Театральная карьера Берты Генриховны Ульрих закончилась одиннадцать лет назад. Ради служения неувядающим Мельпомене и Талии Берта не раз ставила на карту собственную судьбу. И теперь почти ни о чем не жалела. Почти…

Она могла бы прослужить на театре куда дольше, если бы не тот внезапно настигший ее эпизод с нежелательной ролью.

В начале сезона девяносто девятого года театр отпраздновал пятидесятидевятилетие своей ведущей примы – ею была именно Берта, – а в середине января двухтысячного к ним прибыл молодой, прогрессивный, по слухам, режиссер Лев Геннадиевич Васильчиков, приглашенный из Красноярска поработать по контракту. Коллектив пребывал в творческом застое, и накануне приезда красноярского дарования театральные закоулки звенели, гудели в предвкушении: «Наконец-то… ветер перемен… молодая кровь… незамутненный взгляд… сибирский гений…»

Высокий, худой и гривастый, он обвел со сцены синеоким прищуром не отошедшую от встречи Нового года, растекшуюся по партеру труппу и с места в карьер начал, что ему «претит импотенция современных драматургов», что давно примерялся к классике и уже «взялся за нее в новом, нестандартном формате».

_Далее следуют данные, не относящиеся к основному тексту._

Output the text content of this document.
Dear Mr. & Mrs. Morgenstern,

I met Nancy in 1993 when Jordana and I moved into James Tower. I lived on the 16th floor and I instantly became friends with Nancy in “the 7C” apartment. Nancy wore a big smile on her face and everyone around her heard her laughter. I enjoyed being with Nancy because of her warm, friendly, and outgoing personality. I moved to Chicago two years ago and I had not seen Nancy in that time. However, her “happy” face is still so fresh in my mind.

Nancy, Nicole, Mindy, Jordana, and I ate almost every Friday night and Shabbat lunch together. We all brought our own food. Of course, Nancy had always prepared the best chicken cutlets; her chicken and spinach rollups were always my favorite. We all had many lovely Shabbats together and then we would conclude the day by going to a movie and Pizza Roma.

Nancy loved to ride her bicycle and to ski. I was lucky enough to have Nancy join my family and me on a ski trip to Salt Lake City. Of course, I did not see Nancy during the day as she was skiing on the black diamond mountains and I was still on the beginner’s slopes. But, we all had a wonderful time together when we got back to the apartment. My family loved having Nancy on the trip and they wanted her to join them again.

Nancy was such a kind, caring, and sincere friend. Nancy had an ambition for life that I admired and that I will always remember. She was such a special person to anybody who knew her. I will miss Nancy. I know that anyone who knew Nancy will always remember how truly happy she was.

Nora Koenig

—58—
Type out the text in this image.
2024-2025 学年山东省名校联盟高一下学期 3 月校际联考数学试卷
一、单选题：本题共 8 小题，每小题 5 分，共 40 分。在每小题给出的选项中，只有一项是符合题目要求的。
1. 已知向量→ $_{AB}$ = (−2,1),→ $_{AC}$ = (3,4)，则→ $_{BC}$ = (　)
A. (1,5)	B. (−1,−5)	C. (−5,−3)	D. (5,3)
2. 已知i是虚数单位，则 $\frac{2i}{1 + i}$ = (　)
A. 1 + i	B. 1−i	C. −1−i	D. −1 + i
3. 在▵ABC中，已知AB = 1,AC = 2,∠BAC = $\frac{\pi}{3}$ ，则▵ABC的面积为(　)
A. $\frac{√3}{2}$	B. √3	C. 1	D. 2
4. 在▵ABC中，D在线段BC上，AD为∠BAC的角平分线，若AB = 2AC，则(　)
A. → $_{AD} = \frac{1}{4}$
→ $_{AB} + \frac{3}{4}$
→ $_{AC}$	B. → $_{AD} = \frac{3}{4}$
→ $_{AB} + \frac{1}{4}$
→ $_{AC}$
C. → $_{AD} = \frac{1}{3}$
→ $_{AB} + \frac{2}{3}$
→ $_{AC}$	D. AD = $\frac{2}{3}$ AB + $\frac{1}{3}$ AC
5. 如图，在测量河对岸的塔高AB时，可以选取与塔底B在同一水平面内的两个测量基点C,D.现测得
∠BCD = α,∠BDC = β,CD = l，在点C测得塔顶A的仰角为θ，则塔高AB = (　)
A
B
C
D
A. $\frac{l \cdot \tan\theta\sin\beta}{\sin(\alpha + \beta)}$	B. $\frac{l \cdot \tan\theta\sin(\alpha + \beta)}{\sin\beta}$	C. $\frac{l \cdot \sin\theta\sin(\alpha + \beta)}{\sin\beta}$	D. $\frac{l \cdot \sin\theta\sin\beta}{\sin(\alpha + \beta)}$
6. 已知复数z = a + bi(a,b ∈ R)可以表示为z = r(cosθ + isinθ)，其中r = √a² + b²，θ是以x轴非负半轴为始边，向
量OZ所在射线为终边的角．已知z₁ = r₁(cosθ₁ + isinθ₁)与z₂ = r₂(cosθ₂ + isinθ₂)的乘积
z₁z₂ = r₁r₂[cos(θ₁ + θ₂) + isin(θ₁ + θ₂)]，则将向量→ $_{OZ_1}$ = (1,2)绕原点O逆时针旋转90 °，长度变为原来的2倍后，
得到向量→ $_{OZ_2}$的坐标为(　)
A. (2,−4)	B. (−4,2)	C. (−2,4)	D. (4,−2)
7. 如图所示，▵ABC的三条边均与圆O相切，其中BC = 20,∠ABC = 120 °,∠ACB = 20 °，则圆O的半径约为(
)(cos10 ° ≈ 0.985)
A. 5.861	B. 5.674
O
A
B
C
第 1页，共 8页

– Это будет на редкость динамичная пьеса, – мерил Лев Геннадиевич подмостки размашистым шагом, – абсолютно свежее прочтение горьковской «Старухи Изергиль». Вас удивляет, почему этот рассказ? Проиллюстрирую преимущества. Вы отметили, с каким фанатизмом режиссеры новой волны ринулись штурмовать Островского? «Бешеные деньги», «Доходное место», «Волки и овцы» и прочее. Нахлынула поголовная «островщина». Этой купеческой трухой они думают разоблачить сегодняшний день?! Ха! Пусть попыхтят, не возражаю. А вот «Старуху Изергиль» не ставил пока никто. Я, по крайней мере, таковых не знаю. Им кажется, – Васильчиков косо ухмыльнулся, на ходу кивнув в направлении левой кулисы, – что это не постановочное произведение. С ваших подмостков заявляю этим пигмеям от искусства: смотря в чьих руках! Итак, – страстно потер он руки, – на сцене у меня столкнутся Ларра и Данко, живущие среди нас. Ларра – сорокатрехлетний олигарх-нувориш, собирающийся отчалить в Лондон. Данко – студент технического вуза, выходец из наполовину интеллигентной семьи. – У правой кулисы Лев Геннадиевич притормозил: – Что? Кто-то что-то спросил? Уточнил? Мне показалось? – Труппа упорно молчала. Расслабив мышцы, он возобновил ходьбу. – Спектакль будет кипеть реалиями сегодняшнего дня, мощным противоборством двух антагонистичных начал! Вот актуальнейший конфликт! – Выхватив из-за левой кулисы стул, он сел на него в ореоле пыли вполоборота к залу, вытянул вперед спринтерские ноги, скрестил на груди руки, обратив лицо к потолочным конструкциям. – Детали конфликта я обрисую позже, его квинтэссенция разыграется во втором акте. Там герои подерутся: крепко, нещадно. Их драка ознаменует не только смену веков, режимов, но и… ладно, это потом… – Он прикрыл веки, стараясь снизить градус. – Ядром первого акта у меня станет женщина. Она явится контрапунктом всей истории. Никаких степей, таборов, разглагольствований у костра, как вы понимаете, не последует. Из предметов на сцене будет только скамейка – символ городского бульвара, где, пожилая, сильно пьющая, она начнет бессвязно, потом лаконичнее излагать свою биографию. А попутно – здесь – внимание! – кульминация мизансцены – взывать к прохожим в поисках нового Данко. Минимализмом антуража я хочу обострить, усилить нервный импульс ее страданий.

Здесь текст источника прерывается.